See our latest analysis for TerraVest Industries

TerraVest Industries' Payment Has Solid Earnings Coverage

We like to see a healthy dividend yield, but that is only helpful to us if the payment can continue. Before making this announcement, TerraVest Industries was easily earning enough to cover the dividend. As a result, a large proportion of what it earned was being reinvested back into the business.

Over the next year, EPS could expand by 27.6% if recent trends continue. Assuming the dividend continues along recent trends, we think the payout ratio could be 15% by next year, which is in a pretty sustainable range.

historic-dividend
TSX:TVK Historic Dividend August 22nd 2021

TerraVest Industries' Dividend Has Lacked Consistency

Even in its relatively short history, the company has reduced the dividend at least once. Due to this, we are a little bit cautious about the dividend consistency over a full economic cycle. The first annual payment during the last 8 years was CA$0.32 in 2013, and the most recent fiscal year payment was CA$0.40. This implies that the company grew its distributions at a yearly rate of about 2.8% over that duration. It's encouraging to see some dividend growth, but the dividend has been cut at least once, and the size of the cut would eliminate most of the growth anyway, which makes this less attractive as an income investment.

The Dividend Looks Likely To Grow

With a relatively unstable dividend, it's even more important to see if earnings per share is growing. TerraVest Industries has impressed us by growing EPS at 28% per year over the past five years. A low payout ratio gives the company a lot of flexibility, and growing earnings also make it very easy for it to grow the dividend.

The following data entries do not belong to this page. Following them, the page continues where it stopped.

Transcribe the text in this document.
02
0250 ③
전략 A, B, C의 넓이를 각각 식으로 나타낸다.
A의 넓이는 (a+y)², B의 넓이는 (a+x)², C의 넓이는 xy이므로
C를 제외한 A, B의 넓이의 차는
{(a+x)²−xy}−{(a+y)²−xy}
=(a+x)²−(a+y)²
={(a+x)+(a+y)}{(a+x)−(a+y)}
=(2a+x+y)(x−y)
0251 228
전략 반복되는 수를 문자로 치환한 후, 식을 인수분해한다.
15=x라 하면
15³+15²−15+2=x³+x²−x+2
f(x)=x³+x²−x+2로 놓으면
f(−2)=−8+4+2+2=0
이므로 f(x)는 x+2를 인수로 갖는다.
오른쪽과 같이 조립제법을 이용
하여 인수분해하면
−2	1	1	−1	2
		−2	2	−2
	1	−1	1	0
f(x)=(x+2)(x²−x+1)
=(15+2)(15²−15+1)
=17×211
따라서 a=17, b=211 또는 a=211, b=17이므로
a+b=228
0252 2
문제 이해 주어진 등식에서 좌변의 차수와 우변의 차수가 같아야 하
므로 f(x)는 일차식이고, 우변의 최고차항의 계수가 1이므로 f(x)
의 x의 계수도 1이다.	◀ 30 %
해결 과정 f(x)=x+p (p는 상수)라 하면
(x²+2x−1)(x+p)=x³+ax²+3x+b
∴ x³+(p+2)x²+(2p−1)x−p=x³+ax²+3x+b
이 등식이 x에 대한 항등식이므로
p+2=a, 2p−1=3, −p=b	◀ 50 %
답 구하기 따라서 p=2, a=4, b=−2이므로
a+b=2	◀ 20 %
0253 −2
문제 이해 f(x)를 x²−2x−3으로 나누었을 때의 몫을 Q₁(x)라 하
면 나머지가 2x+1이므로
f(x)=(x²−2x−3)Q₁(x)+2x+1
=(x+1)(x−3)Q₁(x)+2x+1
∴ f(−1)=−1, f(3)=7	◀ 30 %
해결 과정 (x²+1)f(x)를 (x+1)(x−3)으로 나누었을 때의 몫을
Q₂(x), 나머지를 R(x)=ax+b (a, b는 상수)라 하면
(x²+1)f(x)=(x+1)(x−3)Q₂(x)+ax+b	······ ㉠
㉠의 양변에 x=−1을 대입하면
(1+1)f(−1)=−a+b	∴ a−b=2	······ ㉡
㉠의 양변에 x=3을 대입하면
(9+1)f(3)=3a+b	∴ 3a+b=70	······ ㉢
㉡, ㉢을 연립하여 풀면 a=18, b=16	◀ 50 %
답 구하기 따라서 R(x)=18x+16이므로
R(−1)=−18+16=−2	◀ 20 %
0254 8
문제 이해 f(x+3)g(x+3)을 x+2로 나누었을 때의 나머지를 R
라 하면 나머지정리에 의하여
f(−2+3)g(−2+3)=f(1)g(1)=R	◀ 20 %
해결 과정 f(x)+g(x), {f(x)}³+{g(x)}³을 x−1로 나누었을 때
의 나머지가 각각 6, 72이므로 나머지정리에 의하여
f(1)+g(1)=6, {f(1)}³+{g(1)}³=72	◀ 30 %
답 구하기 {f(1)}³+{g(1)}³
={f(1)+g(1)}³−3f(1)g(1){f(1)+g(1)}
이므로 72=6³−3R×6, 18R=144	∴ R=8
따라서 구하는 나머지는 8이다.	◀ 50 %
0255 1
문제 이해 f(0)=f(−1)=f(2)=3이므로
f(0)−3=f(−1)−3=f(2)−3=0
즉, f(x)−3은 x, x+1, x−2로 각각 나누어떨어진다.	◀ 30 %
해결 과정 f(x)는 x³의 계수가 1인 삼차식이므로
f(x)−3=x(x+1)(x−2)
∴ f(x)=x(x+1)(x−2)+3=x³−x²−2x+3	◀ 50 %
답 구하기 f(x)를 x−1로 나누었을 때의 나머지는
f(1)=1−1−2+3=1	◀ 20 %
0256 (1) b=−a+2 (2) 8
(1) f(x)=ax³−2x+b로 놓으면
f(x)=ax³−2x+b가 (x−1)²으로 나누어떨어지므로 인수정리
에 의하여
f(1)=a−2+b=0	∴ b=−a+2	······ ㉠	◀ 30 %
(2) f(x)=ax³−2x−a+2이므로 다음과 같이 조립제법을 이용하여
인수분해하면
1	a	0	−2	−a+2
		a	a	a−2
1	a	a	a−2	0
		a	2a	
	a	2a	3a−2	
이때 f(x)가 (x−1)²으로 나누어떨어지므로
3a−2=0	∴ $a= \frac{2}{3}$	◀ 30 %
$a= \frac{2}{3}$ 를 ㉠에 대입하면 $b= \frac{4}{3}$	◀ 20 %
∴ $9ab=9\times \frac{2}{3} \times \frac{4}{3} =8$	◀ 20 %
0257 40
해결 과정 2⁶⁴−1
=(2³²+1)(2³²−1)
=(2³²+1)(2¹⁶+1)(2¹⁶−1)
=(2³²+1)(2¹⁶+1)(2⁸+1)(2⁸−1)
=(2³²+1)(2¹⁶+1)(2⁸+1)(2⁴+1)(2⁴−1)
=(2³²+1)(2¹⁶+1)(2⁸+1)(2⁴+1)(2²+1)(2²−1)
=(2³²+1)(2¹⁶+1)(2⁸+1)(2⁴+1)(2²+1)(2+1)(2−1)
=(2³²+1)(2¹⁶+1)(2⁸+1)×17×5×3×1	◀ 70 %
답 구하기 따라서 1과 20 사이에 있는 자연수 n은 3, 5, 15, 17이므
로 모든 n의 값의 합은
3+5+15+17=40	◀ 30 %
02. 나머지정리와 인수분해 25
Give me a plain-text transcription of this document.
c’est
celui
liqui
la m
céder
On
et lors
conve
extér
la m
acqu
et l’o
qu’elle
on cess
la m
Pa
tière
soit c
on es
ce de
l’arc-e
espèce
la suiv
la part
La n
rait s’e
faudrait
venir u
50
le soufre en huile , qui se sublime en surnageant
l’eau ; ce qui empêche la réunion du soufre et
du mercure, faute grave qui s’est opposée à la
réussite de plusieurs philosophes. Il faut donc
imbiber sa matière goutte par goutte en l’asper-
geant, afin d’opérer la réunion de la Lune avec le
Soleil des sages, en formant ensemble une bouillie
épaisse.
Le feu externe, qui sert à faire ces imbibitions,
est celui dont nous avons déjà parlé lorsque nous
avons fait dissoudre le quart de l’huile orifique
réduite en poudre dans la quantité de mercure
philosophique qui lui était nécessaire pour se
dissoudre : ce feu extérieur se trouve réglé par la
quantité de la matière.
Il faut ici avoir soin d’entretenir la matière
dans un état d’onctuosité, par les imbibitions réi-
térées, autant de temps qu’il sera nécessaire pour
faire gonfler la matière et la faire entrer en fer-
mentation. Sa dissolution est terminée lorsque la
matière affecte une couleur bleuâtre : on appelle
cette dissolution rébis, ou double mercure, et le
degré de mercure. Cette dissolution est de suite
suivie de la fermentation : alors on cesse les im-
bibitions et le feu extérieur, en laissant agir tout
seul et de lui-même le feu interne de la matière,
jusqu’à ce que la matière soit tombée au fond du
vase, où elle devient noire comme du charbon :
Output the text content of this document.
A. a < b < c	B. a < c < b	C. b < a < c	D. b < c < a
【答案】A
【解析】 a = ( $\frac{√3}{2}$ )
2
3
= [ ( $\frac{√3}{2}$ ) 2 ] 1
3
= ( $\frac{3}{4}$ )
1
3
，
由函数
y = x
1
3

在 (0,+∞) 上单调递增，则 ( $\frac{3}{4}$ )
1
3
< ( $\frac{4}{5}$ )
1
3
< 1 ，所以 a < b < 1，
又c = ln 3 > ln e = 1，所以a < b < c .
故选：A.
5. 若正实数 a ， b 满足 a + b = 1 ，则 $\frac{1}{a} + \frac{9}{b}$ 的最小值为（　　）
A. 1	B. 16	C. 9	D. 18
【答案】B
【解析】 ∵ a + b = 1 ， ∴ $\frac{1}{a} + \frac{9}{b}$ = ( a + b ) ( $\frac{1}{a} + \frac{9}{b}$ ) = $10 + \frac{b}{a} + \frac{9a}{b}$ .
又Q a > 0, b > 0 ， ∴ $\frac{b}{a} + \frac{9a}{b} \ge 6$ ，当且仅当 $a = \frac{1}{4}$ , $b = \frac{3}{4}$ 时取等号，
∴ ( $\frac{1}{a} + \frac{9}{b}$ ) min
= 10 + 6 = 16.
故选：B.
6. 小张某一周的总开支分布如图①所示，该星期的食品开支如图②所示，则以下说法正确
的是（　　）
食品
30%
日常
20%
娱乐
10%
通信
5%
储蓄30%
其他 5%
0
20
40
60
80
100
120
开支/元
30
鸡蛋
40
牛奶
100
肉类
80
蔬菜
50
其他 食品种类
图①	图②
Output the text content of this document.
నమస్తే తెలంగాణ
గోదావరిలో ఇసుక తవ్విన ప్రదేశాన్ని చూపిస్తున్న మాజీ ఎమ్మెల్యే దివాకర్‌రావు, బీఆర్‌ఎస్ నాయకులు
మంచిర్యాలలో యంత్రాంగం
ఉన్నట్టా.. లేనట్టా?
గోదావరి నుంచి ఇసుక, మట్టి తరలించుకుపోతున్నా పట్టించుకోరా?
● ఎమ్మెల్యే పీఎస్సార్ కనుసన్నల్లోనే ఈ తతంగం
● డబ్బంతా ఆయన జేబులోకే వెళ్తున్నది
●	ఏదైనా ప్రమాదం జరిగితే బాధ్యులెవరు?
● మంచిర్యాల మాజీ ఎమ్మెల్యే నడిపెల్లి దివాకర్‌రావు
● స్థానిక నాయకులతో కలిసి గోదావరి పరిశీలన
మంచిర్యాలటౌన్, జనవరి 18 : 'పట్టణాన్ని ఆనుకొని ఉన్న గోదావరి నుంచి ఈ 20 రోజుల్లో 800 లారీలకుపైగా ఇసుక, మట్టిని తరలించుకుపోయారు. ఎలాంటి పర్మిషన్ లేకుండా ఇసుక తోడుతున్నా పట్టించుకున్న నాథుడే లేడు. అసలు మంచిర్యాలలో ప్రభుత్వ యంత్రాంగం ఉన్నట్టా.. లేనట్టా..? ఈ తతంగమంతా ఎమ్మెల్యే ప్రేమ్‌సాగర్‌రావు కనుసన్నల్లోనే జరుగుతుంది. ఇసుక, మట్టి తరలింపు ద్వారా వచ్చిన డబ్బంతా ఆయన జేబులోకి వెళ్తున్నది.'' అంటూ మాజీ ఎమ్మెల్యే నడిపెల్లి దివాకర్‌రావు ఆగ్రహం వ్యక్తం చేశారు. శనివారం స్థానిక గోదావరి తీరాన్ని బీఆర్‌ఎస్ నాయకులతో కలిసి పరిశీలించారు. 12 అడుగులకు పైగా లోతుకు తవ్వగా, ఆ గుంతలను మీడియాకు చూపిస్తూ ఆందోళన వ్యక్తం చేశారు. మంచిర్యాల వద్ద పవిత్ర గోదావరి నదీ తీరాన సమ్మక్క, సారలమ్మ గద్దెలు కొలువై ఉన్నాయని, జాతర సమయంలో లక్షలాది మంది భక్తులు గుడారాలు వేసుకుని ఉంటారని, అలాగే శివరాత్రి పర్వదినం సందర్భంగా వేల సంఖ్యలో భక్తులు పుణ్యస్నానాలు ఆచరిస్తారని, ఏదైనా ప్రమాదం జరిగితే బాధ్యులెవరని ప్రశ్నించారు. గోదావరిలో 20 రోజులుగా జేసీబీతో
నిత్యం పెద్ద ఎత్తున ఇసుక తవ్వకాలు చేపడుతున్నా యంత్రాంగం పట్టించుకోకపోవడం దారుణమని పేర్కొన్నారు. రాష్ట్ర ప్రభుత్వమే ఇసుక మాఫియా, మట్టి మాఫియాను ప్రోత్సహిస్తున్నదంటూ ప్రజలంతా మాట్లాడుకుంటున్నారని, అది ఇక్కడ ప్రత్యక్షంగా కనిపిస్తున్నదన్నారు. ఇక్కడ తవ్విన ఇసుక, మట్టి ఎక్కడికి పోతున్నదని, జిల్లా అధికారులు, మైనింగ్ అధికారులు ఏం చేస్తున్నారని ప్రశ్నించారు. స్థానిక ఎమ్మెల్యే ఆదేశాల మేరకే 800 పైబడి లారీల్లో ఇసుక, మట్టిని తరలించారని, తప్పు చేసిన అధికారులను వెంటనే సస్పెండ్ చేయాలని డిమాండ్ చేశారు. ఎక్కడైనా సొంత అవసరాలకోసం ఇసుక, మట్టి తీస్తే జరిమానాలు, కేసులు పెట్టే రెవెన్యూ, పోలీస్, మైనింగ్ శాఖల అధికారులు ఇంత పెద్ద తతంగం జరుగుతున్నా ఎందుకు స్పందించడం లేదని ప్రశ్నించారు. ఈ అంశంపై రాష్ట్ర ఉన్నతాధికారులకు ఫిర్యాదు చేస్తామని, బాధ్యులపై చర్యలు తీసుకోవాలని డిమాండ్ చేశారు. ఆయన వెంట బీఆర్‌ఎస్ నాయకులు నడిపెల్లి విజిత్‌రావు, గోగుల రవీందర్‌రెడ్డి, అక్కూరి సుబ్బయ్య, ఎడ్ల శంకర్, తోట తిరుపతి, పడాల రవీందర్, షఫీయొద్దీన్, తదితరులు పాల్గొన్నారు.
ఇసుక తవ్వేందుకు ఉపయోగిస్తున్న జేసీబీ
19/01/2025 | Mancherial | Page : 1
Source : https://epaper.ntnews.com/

TerraVest Industries Looks Like A Great Dividend Stock

Overall, we think that this is a great income investment, and we think that maintaining the dividend this year may have been a conservative choice. Distributions are quite easily covered by earnings, which are also being converted to cash flows. All of these factors considered, we think this has solid potential as a dividend stock.

It's important to note that companies having a consistent dividend policy will generate greater investor confidence than those having an erratic one. Meanwhile, despite the importance of dividend payments, they are not the only factors our readers should know when assessing a company. As an example, we've identified 3 warning signs for TerraVest Industries that you should be aware of before investing. If you are a dividend investor, you might also want to look at our curated list of high performing dividend stock.

This article by Simply Wall St is general in nature. We provide commentary based on historical data and analyst forecasts only using an unbiased methodology and our articles are not intended to be financial advice. It does not constitute a recommendation to buy or sell any stock, and does not take account of your objectives, or your financial situation. We aim to bring you long-term focused analysis driven by fundamental data. Note that our analysis may not factor in the latest price-sensitive company announcements or qualitative material. Simply Wall St has no position in any stocks mentioned.